This newly published volume 刑法注释书(Criminal Law Treatise), the first volume in a series of treatises for practitioners, is critical for understanding how Chinese judges and other practitioners approach China’s Criminal Law. This reference work was edited by He Fan, head of the planning section of the Supreme People’s Court Judicial Reform Office. He has a PhD in criminal law. Earlier in his career was a policeman and a criminal court judge, so he has insights from the world of practice about what judges and others who need to understand the law on a particular crime correctly (正确). The idea from the volume arose from a project that he did with the Shanghai Higher People’s Court. And He Fan notes in his article introducing the book that the organizing principle for this book is influenced by a volume on Criminal Law edited by Hsu Yu-hsiu, former grand justice on Taiwan’s Constitutional Court and a handbook on search and seizure by Taiwan National University Professor Lin Yu-Hsiung. Both books draw on the approach of traditional Chinese criminal law books of setting out the statute provisions with annotations (注释).
The book assembles in a single deceptively small volume the principal sources of law and guidance that those involved in the criminal justice system in China need to access.

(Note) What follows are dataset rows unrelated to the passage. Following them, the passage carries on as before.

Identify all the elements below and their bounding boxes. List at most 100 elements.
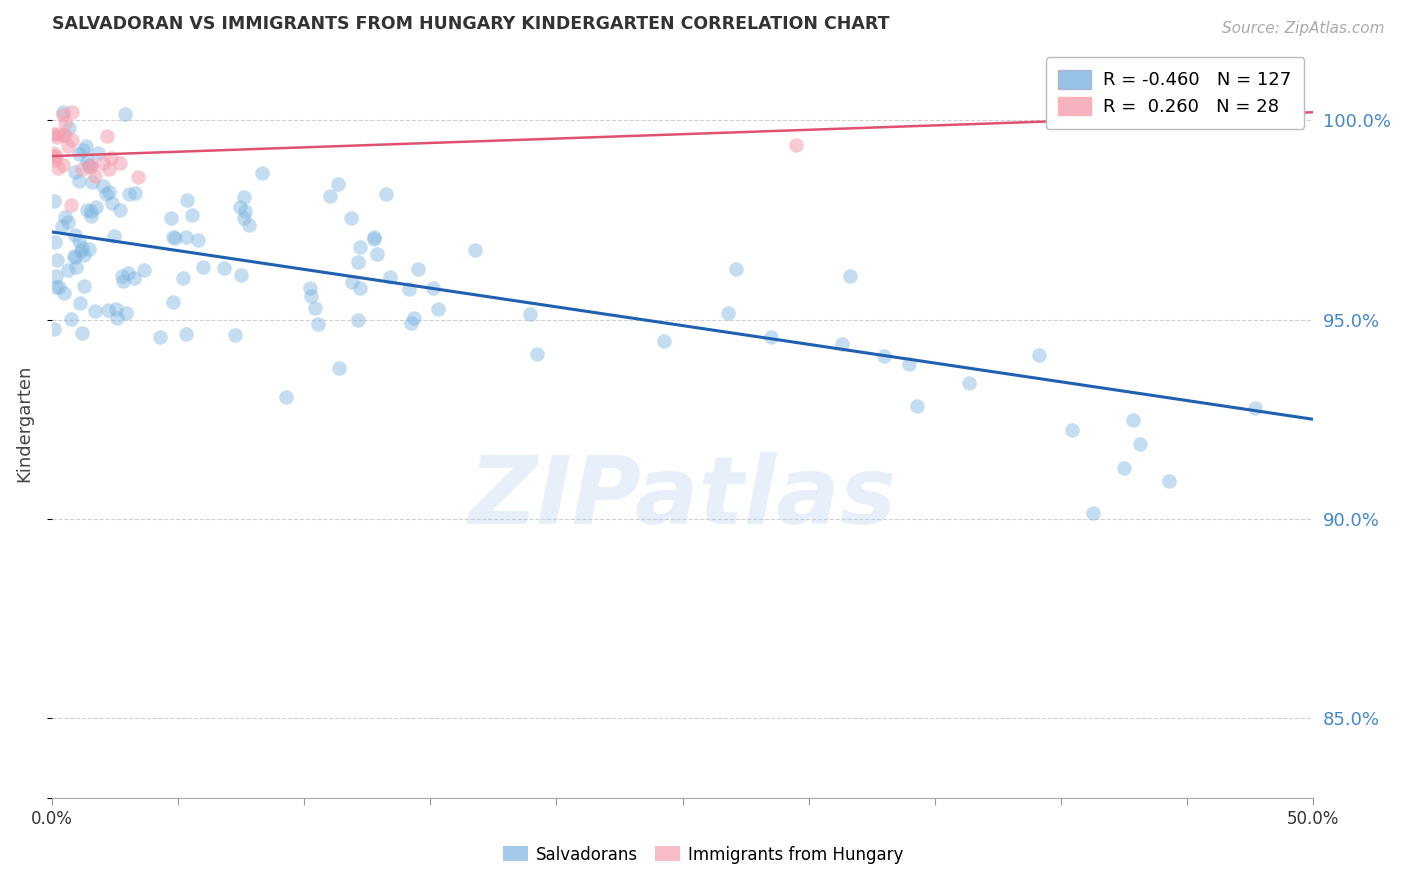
Point — [339, 211, 361, 225]
Point — [957, 376, 980, 390]
Point — [52, 158, 75, 172]
Point — [328, 360, 350, 375]
Point — [98, 185, 121, 199]
Point — [76, 202, 98, 217]
Point — [785, 138, 807, 153]
Point — [276, 391, 298, 405]
Point — [44, 149, 66, 163]
Legend: R = -0.460   N = 127, R =  0.260   N = 28: R = -0.460 N = 127, R = 0.260 N = 28 — [1046, 57, 1305, 128]
Point — [319, 188, 342, 202]
Point — [93, 156, 115, 170]
Text: ZIPatlas: ZIPatlas — [468, 452, 897, 544]
Point — [91, 179, 114, 194]
Point — [67, 146, 90, 161]
Point — [654, 334, 676, 348]
Point — [117, 266, 139, 280]
Point — [839, 269, 862, 284]
Point — [52, 105, 75, 120]
Point — [72, 143, 94, 157]
Point — [238, 219, 260, 233]
Point — [172, 270, 194, 285]
Point — [70, 241, 93, 255]
Text: SALVADORAN VS IMMIGRANTS FROM HUNGARY KINDERGARTEN CORRELATION CHART: SALVADORAN VS IMMIGRANTS FROM HUNGARY KI… — [52, 15, 889, 33]
Point — [519, 307, 541, 321]
Point — [80, 203, 103, 218]
Point — [347, 255, 370, 269]
Point — [228, 200, 250, 214]
Point — [1083, 507, 1105, 521]
Point — [45, 268, 67, 283]
Point — [52, 286, 75, 301]
Point — [52, 108, 75, 122]
Point — [363, 230, 385, 244]
Point — [399, 316, 422, 330]
Point — [58, 139, 80, 153]
Point — [180, 208, 202, 222]
Point — [160, 211, 183, 226]
Point — [229, 268, 252, 283]
Point — [1122, 413, 1144, 427]
Point — [60, 105, 83, 120]
Point — [62, 249, 84, 263]
Point — [163, 231, 186, 245]
Point — [298, 281, 321, 295]
Point — [307, 318, 329, 332]
Point — [124, 186, 146, 200]
Point — [53, 116, 76, 130]
Point — [46, 161, 69, 175]
Point — [831, 337, 853, 351]
Point — [44, 235, 66, 250]
Point — [73, 278, 96, 293]
Point — [162, 229, 184, 244]
Point — [59, 198, 82, 212]
Point — [94, 187, 117, 202]
Point — [46, 128, 69, 142]
Point — [108, 202, 131, 217]
Point — [98, 161, 121, 176]
Point — [232, 190, 254, 204]
Point — [398, 282, 420, 296]
Point — [83, 169, 105, 183]
Point — [72, 247, 94, 261]
Point — [52, 128, 75, 142]
Point — [349, 280, 371, 294]
Point — [363, 232, 385, 246]
Point — [84, 201, 107, 215]
Point — [907, 399, 929, 413]
Point — [304, 301, 326, 316]
Point — [1129, 437, 1152, 451]
Point — [149, 330, 172, 344]
Text: Source: ZipAtlas.com: Source: ZipAtlas.com — [1222, 21, 1385, 36]
Point — [1028, 348, 1050, 362]
Point — [375, 187, 398, 202]
Point — [53, 211, 76, 225]
Point — [717, 305, 740, 319]
Point — [176, 194, 198, 208]
Point — [45, 252, 67, 267]
Point — [108, 156, 131, 170]
Point — [404, 311, 426, 326]
Point — [44, 153, 66, 167]
Point — [105, 310, 128, 325]
Point — [347, 313, 370, 327]
Point — [87, 146, 110, 161]
Point — [48, 279, 70, 293]
Point — [326, 178, 349, 192]
Y-axis label: Kindergarten: Kindergarten — [15, 365, 32, 482]
Point — [724, 262, 747, 277]
Point — [59, 312, 82, 326]
Point — [56, 262, 79, 277]
Point — [299, 289, 322, 303]
Point — [250, 166, 273, 180]
Point — [80, 158, 103, 172]
Point — [42, 127, 65, 141]
Point — [46, 130, 69, 145]
Point — [100, 151, 122, 165]
Point — [1157, 475, 1180, 489]
Point — [77, 242, 100, 256]
Point — [76, 154, 98, 169]
Point — [162, 295, 184, 310]
Point — [366, 247, 388, 261]
Point — [1114, 461, 1136, 475]
Point — [42, 146, 65, 161]
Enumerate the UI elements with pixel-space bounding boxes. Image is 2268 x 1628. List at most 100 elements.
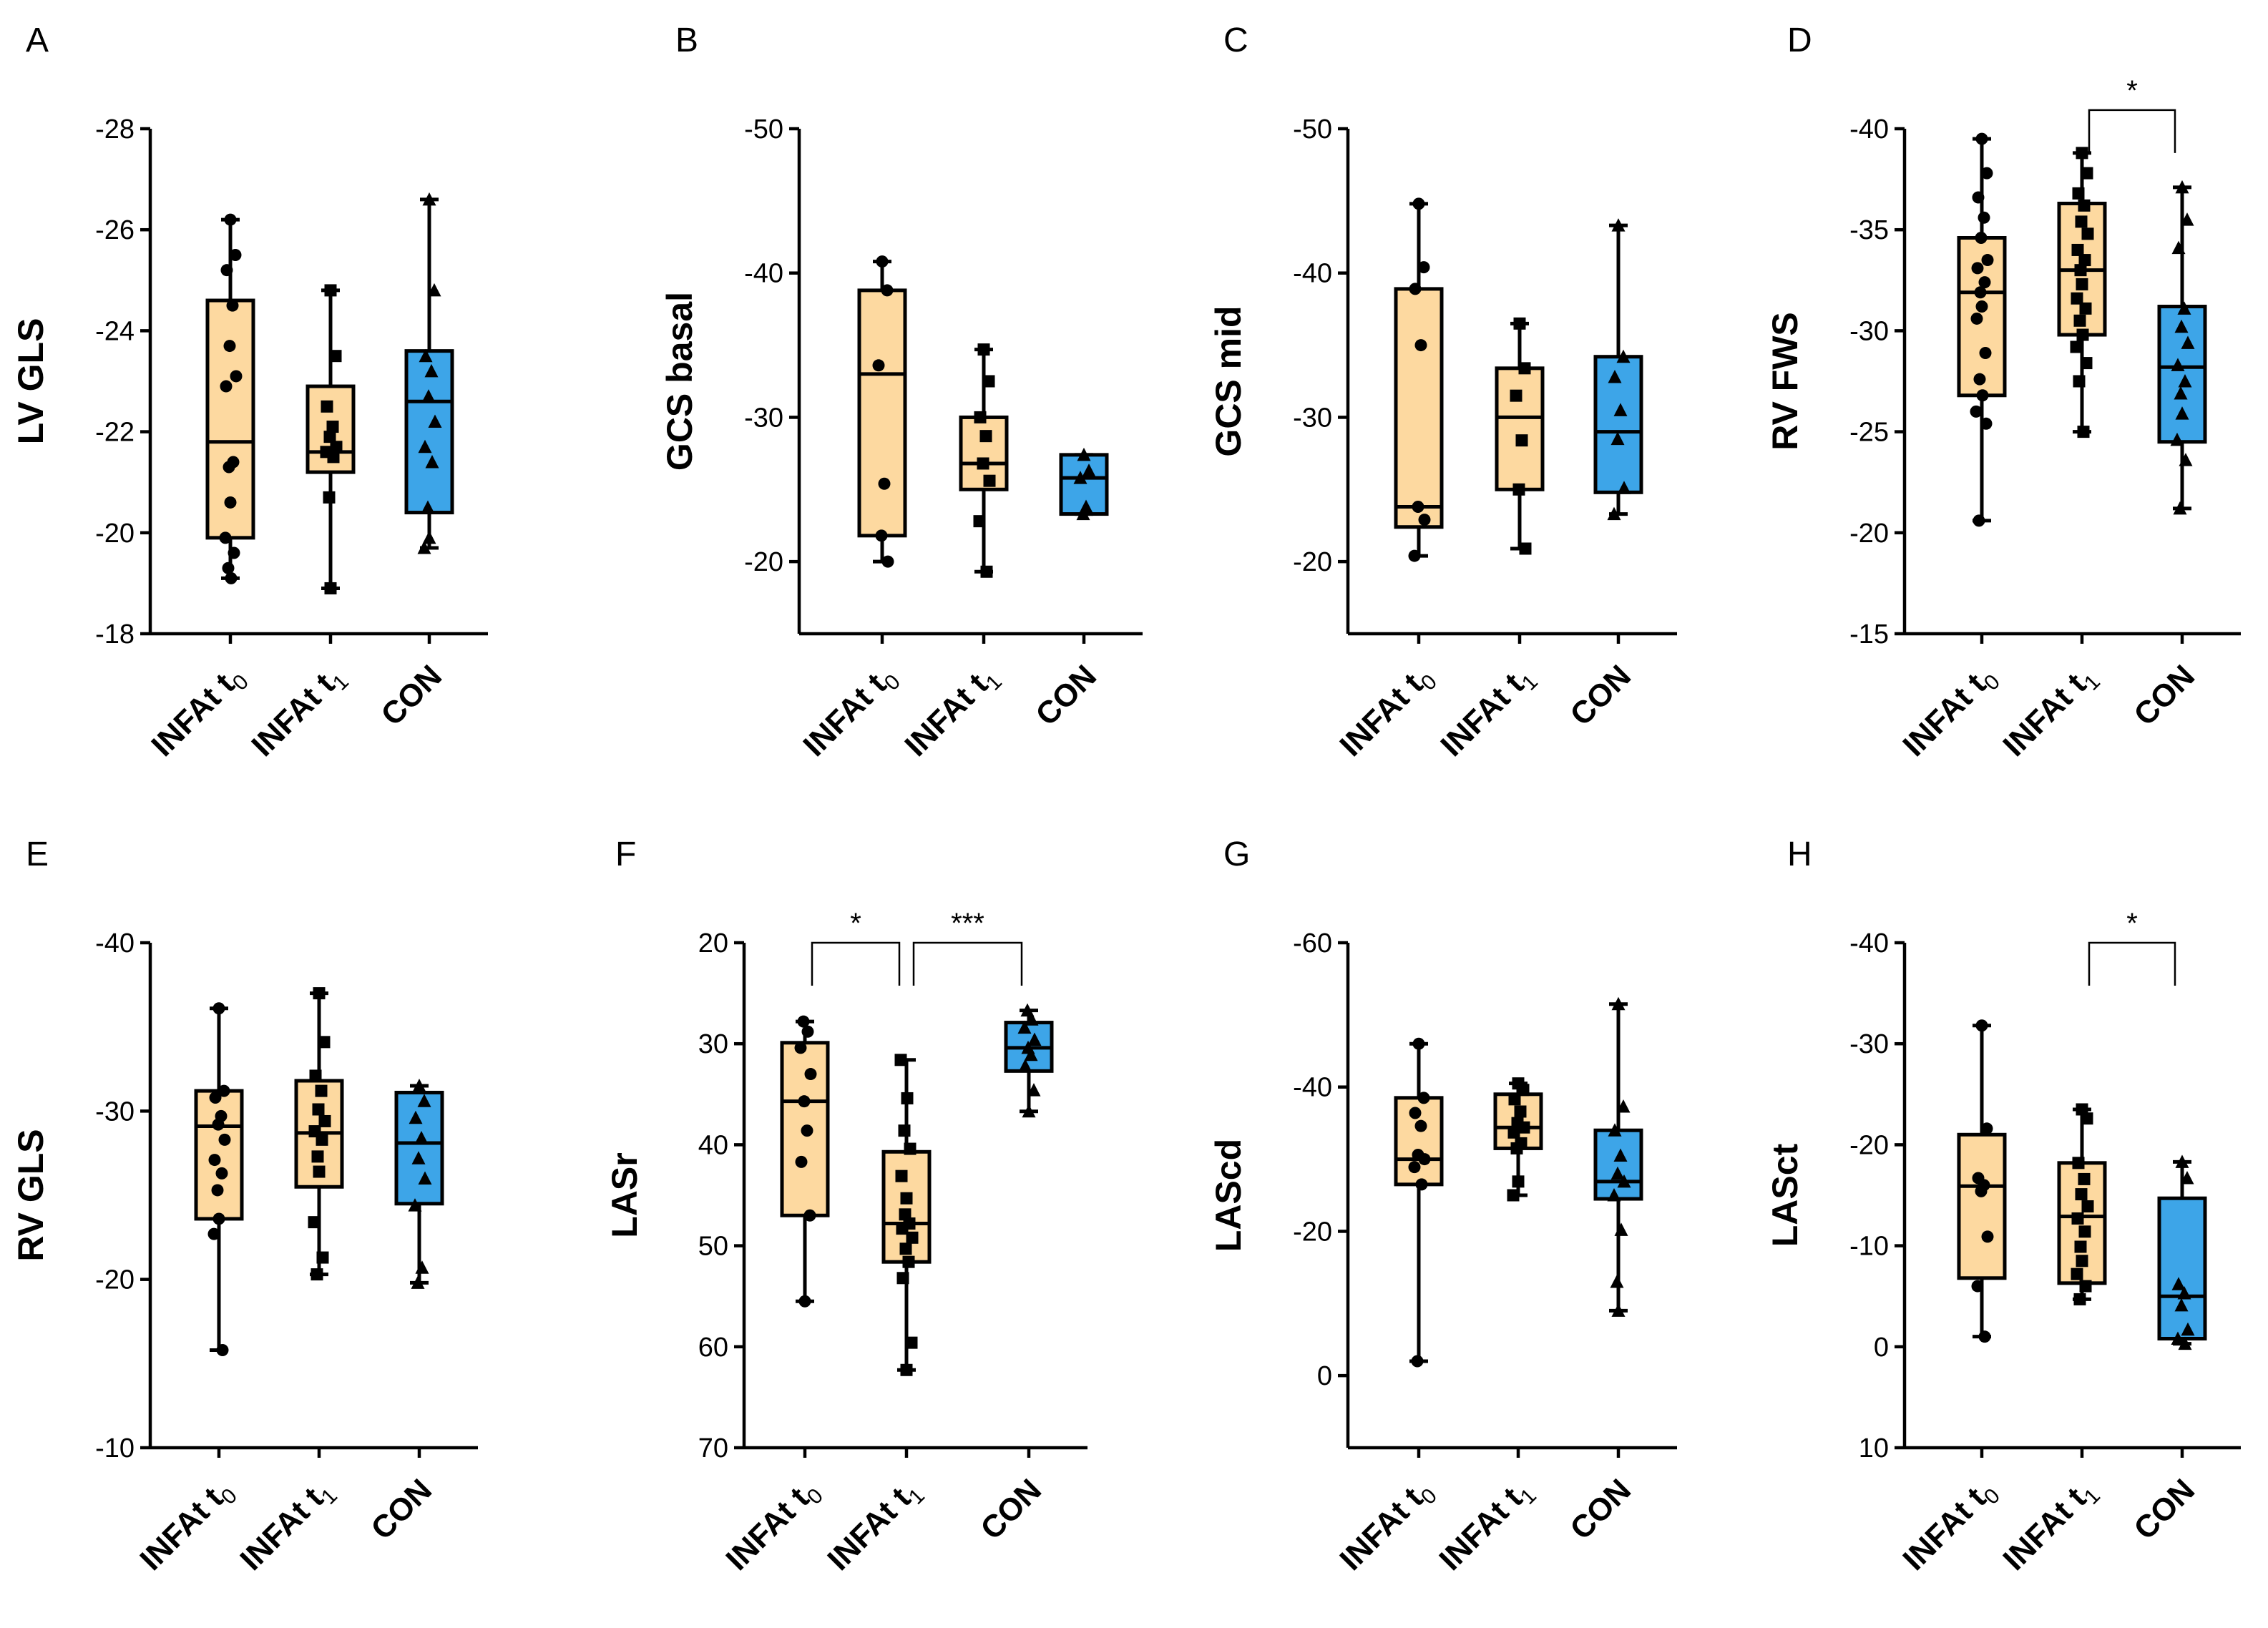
- y-tick-label: 10: [1859, 1433, 1889, 1463]
- box-2: [881, 1054, 932, 1376]
- data-point: [977, 457, 989, 470]
- data-point: [422, 530, 436, 544]
- data-point: [1073, 471, 1087, 484]
- data-point: [2078, 254, 2091, 267]
- data-point: [1975, 132, 1988, 145]
- data-point: [1971, 1280, 1984, 1293]
- data-point: [1608, 369, 1622, 383]
- box-1: [1957, 1019, 2007, 1343]
- data-point: [2081, 167, 2093, 180]
- y-axis-title: LASct: [1765, 1143, 1805, 1247]
- x-tick-label: INFAt t0: [1333, 658, 1442, 767]
- data-point: [977, 343, 990, 356]
- x-tick-label: INFAt t1: [1996, 658, 2105, 767]
- data-point: [408, 1198, 422, 1212]
- y-tick-label: -10: [1849, 1232, 1889, 1262]
- data-point: [1616, 349, 1631, 363]
- y-tick-label: -26: [95, 215, 135, 245]
- data-point: [2081, 227, 2094, 240]
- data-point: [1512, 1175, 1525, 1188]
- data-point: [895, 1169, 908, 1182]
- data-point: [215, 1167, 228, 1180]
- data-point: [797, 1015, 810, 1028]
- data-point: [2071, 1212, 2084, 1225]
- data-point: [1024, 1047, 1038, 1061]
- data-point: [2073, 1293, 2086, 1305]
- data-point: [1415, 1178, 1428, 1191]
- x-tick-label: CON: [2127, 658, 2201, 732]
- data-point: [421, 389, 436, 403]
- data-point: [212, 1212, 225, 1225]
- data-point: [1610, 1166, 1625, 1180]
- data-point: [421, 500, 435, 514]
- box-1: [780, 1015, 830, 1308]
- data-point: [2074, 264, 2087, 277]
- data-point: [308, 1216, 321, 1229]
- data-point: [2080, 357, 2093, 370]
- y-tick-label: 30: [698, 1029, 728, 1059]
- data-point: [218, 1133, 231, 1146]
- y-tick-label: -40: [1293, 259, 1332, 289]
- y-axis-title: RV FWS: [1765, 312, 1805, 451]
- box-2: [2057, 147, 2107, 438]
- data-point: [418, 439, 432, 453]
- y-axis-title: LV GLS: [11, 318, 51, 445]
- data-point: [428, 414, 442, 428]
- data-point: [2175, 406, 2189, 420]
- data-point: [2171, 1277, 2186, 1290]
- data-point: [881, 284, 894, 297]
- data-point: [1971, 262, 1984, 275]
- y-axis-title: LASr: [605, 1152, 645, 1237]
- data-point: [1608, 1123, 1622, 1137]
- data-point: [1021, 1040, 1035, 1054]
- data-point: [1409, 1107, 1422, 1119]
- panel-letter: C: [1223, 21, 1248, 59]
- y-tick-label: 70: [698, 1433, 728, 1463]
- data-point: [311, 1268, 323, 1281]
- data-point: [881, 555, 894, 568]
- data-point: [904, 1142, 917, 1155]
- data-point: [327, 451, 340, 464]
- data-point: [1972, 191, 1985, 204]
- data-point: [229, 249, 242, 261]
- data-point: [223, 340, 236, 353]
- data-point: [2074, 1240, 2087, 1253]
- data-point: [1408, 549, 1421, 562]
- y-tick-label: -15: [1849, 619, 1889, 649]
- data-point: [207, 1227, 220, 1240]
- data-point: [2177, 1285, 2191, 1300]
- data-point: [1981, 254, 1994, 267]
- data-point: [1610, 1275, 1624, 1288]
- box-2: [959, 343, 1009, 578]
- data-point: [2073, 375, 2086, 388]
- data-point: [2071, 243, 2084, 256]
- data-point: [1507, 1126, 1520, 1139]
- data-point: [801, 1124, 813, 1137]
- iqr-box: [1394, 287, 1444, 529]
- data-point: [2173, 501, 2187, 515]
- data-point: [803, 1209, 816, 1222]
- data-point: [209, 1092, 222, 1104]
- box-3: [1593, 996, 1643, 1317]
- data-point: [2076, 1255, 2088, 1267]
- x-tick-label: INFAt t1: [1432, 1472, 1541, 1581]
- box-1: [194, 1002, 244, 1357]
- y-tick-label: -40: [1293, 1073, 1332, 1103]
- box-1: [205, 213, 255, 584]
- y-tick-label: -35: [1849, 215, 1889, 245]
- box-2: [306, 284, 356, 594]
- data-point: [309, 1069, 322, 1082]
- data-point: [2076, 278, 2088, 290]
- data-point: [412, 1079, 426, 1092]
- data-point: [872, 359, 885, 372]
- x-tick-label: INFAt t0: [719, 1472, 828, 1581]
- y-tick-label: -50: [1293, 114, 1332, 144]
- data-point: [324, 284, 337, 297]
- data-point: [2175, 1154, 2189, 1168]
- data-point: [1976, 389, 1989, 402]
- x-tick-label: INFAt t0: [145, 658, 253, 767]
- data-point: [226, 299, 239, 312]
- y-tick-label: -20: [95, 519, 135, 549]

The organizing principle for the book is as follows:
- legislation–article of the law and any prior versions of the article, with any explanation (说明), including explanations of the amendment (立法-要点注释);
- Related legislation (相关立法);
- legislative interpretations (立法解释); (these are binding and have a higher status than judicial interpretations);
- Legislative opinions of an interpretive nature (立法解释性意见)–responses by the Legislative Affairs Commission (and its Criminal Law Office) on issues of criminal law. These do not have a formal status under Chinese law, but are authoritative guidance. (Thank you to Changhao Wei, NPC Observer, for this comments on this) ;
- judicial interpretations (司法解释) (these can be by the SPC, the Supreme People’s Procuratorate (SPP), or the two together. These have a formal legal status under Chinese law and the SPC and SPP have declared that they have the status of law;
- judicial guiding documents (司法指导文件)–these are documents providing guidance on criminal law issues from the Central Political-Legal Commission, the SPC and its Research Office, various criminal divisions, SPP and its Policy and Research Office, and other related documents (as mentioned in the previous blogpost, these types of documents lack a formal status, but are highly authoritative);
- judicial interpretations–annotations司法解释-注释 and judicial guiding documents–annotations 司法指导性文件-注释–these are related “understanding and application” documents (相关文件理解与适用) authoritative explanations by the drafters of judicial interpretations and judicial guiding documents (previous blogposts have drawn on these “understanding and application documents”);
- If multiple judicial interpretations have been issued on an issue, annotations to each;
- Guiding cases–courts 指导性案例-法院 (translations available at the China Guiding Cases Project);
- Guiding cases–procuratorate指导性案例-检察 (translations of many available at Chinalawtranslate.com);
- SPC bulletin cases 法院公报案例 (I have written about the hierarchy various types of SPC approved cases in my Tsinghua China Law Review article);
- Court reference cases 法院参考案例 (these refer to the cases in Reference to Criminal Trial, the publication of the five criminal divisions of the SPC), also mentioned in my article and a January, 2018 blogpost;
- public security documents ( 公安文件)–documents of the Ministry of Public Security (MPS), the MPS legal affairs bureau, the economic crime investigation bureau and other related guidance documents).